Yeah, that was my reasoning for defining property #7 in terms of Exit traffic only. There may be alterations of this that prevent the same family from being in every position of one end of the circuit, but since we can't prevent the case where the same family is on both entry points across the entire HS connection to correlate the entire circuit, I am not sure how to define this property.
Maybe there is a difference if the same family is allowed to be the IP and HSDIR, though, since that could allow forced correlation to deanonymize the HS itself... We could consider preventing that. With one guard, it definitely will leak information about the choice of IPs over time, though, which is worse (and is the case today :/). With two guards chosen from different families and /16, it should be fine with respect to chosen IPs and used HSDIRs, except in the event that one of the guard's downtime happens at the same time as an IP or HSDIR is chosen from the same family as the still-up guard. This is a much more rare and less risky event than the similar situation with an RP, though (since the RP cycles frequently and can be adversary controlled).
- When a primary guard leaves the consensus, pick a new one.
- When a primary guard fails circuits, do $MAGIC_FAILURE_HEURISTIC.
What is the $MAGIC_FAILURE_HEURISTIC supposed to do? Also I doubt we can do anything magic here, we even have trouble doing very naive stuff when it comes to network-uptime response.
In order to preserve property #8 (and #9), this failure heuristic has to try really hard not to quickly switch over to the second guard as soon as there is a RESOURCELIMIT or other failure. It needs to be "sure" that the guard is really down. This means waiting for some number of RESOURCELIMITs or other failures to happen before the switch to the second guard, which necessarily introduces some level of downtime signal, which costs us property #4. (We already have decided in https://trac.torproject.org/projects/tor/ticket/25347 that it is preferable to accept large amounts of RESOURCELIMITs before switching guards.)

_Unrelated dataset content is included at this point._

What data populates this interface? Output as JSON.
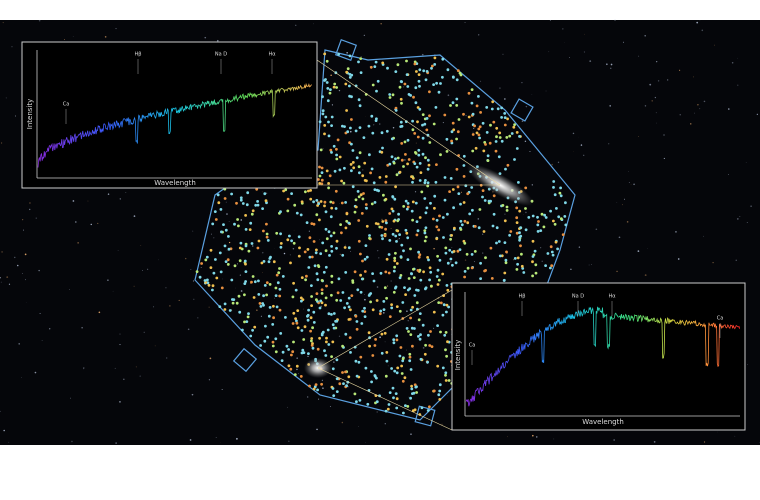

That was the point of this proposal -- I wanted to demonstrate that with only one guard, we basically have to accept either a louder downtime signal, or we have to accept cases where we use two guards more often.
I still believe that two always-on guards is the better choice (and gives us more flexibility with alternate ways to handle things like family restrictions above), but I also wanted to compare apples to apples in terms of one guard vs two guard proposals.
This proposal gets strong:
- Hidden service use can't push you over to an unused guard (at all).
- Hidden service use can't influence your choice of guard (at all).
- Exits and websites can't push you over to an unused guard (at all)
- Less information from guard fingerprinting (the least information)
It loses #4 (and your reliability point above), because if we transition to a second guard too quickly when the first one starts failing, then we lose the winning fingerprinting property we want to keep. So then therefore, we must tolerate failure and RESOURCELIMIT issues and suffer through connectivity issues during DoS: 4. DoS/Guard node downtime signals are rare (absent)
It then gets us regular: 5. Nodes are not reused for Guard and Exit positions ("any" positions) 6. Information about the guard(s) does not leak to the website/RP (at all). 7. Relays in the same family can't be forced to correlate Exit traffic.
And again, we could get strong #6 if we allow the guard node for both RP and the node before the RP: 6. Information about the guard(s) does not leak to the website/RP (at all).
So the key thing (in this property list) that forcing one guard causes us to lose is reliability under DoS, which is a guard discovery vector (and probably a source of other side channels, too).